On the surface, Andrew Macintosh was a shining pillar of the Brisbane, Australia, community. He served dutifully on the city council's inclusive board, which made recommendations about how the city should grow. And he was a national quality manager for Aveo, which owns retirement communities along the country's coasts.
But in an unflattering picture snapped on a public sidewalk in the Greenslopes neighborhood, Macintosh, 64, was recently unmasked as something else:
The predawn jogger who secretly defecated on neighborhood streets.
He is seen staring at the camera in the incriminating photo, caught literally with his pants down, the reflective parts of his black running shoes glowing in the sudden camera flash.
If he looks surprised, that's because he was photographically ambushed by a neighbor who waited in the bushes to capture just this moment — an amateur undercover sting operation that intensified for more than a year, according to Australian news site News.com.au.
Over that time, neighbors say, the man they dubbed “poo jogger” had defiled their streets some 30 times. And it was not some sudden, primal urge while out for a morning run — a call of nature that anyone with sudden gastrointestinal distress could empathize with.
The poo jogger's potty breaks reeked of premeditation:
Right next to his droppings, the poo jogger frequently left used toilet paper.
Vexed and apparently tech-savvy neighbors at one point set up a hidden camera with night vision capabilities to try to catch the pooper in the act, the news site reported. The camera didn't capture any definitive images, but the amateur sleuths had something to work with: a rough approximation of what time of day the public defilement occurred.
So resident Steve Smith decided to take matters, and a camera, into his own hands. He secreted himself in a piece of shrubbery in the early-morning hours, lying in wait for the poo jogger. It was a rare instance in which a man hiding in bushes taking photos of someone defecating became a neighborhood hero.
“I was there a few mornings, and then last Friday I got him,” Smith told news.com.au. “There’s a red light which goes on before the camera’s flash goes off, and he saw that and looked at me as the photograph was taken.
“Then he just said, ‘Hello.’ At that point I decided to just walk away.”
And with that, the poo jogger's identity was no longer a secret. Smith posted the photo on a neighborhood bulletin board, and the police were soon involved.
Macintosh was charged with being a public nuisance. In court this week, he was ordered to pay a $378 fine, according to the Courier Mail. And he was a few thousand retweets away from joining a pretty gross fraternity of public defecators.
In May, for example, Thomas Tramaglini, the 42-year-old superintendent of Kenilworth (New Jersey) School District, was arrested after he was seen defecating on a high school football field, as The Washington Post's Jacob Bogage reported. School staff and the resource officer were notified that someone was regularly befouling the track and football field, and authorities began surveilling the area.
And residents of a Colorado Springs neighborhood have been infuriated by a woman they refer to as “the Mad Pooper.”

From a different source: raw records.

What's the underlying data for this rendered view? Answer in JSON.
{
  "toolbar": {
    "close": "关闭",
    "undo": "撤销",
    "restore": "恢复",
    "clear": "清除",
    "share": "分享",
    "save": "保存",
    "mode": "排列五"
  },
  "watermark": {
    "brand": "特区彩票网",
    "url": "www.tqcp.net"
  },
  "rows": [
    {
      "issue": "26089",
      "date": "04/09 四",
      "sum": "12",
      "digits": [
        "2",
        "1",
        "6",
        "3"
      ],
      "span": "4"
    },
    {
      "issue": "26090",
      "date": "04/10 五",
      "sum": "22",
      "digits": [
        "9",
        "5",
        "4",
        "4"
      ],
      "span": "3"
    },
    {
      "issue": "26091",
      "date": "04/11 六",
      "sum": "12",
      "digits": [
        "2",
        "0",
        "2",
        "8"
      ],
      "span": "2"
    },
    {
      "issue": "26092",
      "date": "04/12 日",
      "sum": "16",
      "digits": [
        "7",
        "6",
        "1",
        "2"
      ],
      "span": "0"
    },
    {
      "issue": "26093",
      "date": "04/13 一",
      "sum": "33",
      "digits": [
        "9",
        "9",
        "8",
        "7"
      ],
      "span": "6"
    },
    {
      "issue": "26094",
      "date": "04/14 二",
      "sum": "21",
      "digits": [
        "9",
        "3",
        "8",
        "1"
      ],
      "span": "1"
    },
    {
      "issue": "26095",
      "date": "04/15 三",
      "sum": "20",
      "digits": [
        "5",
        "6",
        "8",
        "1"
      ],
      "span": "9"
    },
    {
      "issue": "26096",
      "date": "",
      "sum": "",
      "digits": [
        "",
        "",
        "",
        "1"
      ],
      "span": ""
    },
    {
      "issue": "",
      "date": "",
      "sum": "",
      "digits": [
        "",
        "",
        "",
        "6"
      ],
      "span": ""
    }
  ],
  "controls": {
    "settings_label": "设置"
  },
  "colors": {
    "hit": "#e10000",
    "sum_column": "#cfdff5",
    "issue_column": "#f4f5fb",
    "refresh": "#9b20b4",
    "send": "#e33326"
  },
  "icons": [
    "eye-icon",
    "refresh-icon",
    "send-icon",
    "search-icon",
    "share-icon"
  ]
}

Cathy Budde, her children and their neighbors keep finding the brunette woman's feces and the napkins she uses to clean herself along a community's running paths, The Post's Rachel Chason reported. Budde has snapped photos of the woman, and even confronted her in person, but she doesn't know her name. “The Mad Pooper” will face criminal charges if she is ever caught.
In Australia, things have quickly soured for Macintosh. Now that he has been outed, neighbors have started taking pictures of him even when he is not relieving himself. He is also the subject of viral social media vilification and no longer works at Aveo.
“Aveo Group is distressed and disappointed at the alleged incidents concerning Mr. Macintosh. He has tendered his resignation to the company today and is no longer an employee of Aveo Group,” the company said in a statement obtained by the Guardian.
“Aveo will continue to extend its support to Mr. Macintosh for help that he may require,” it added.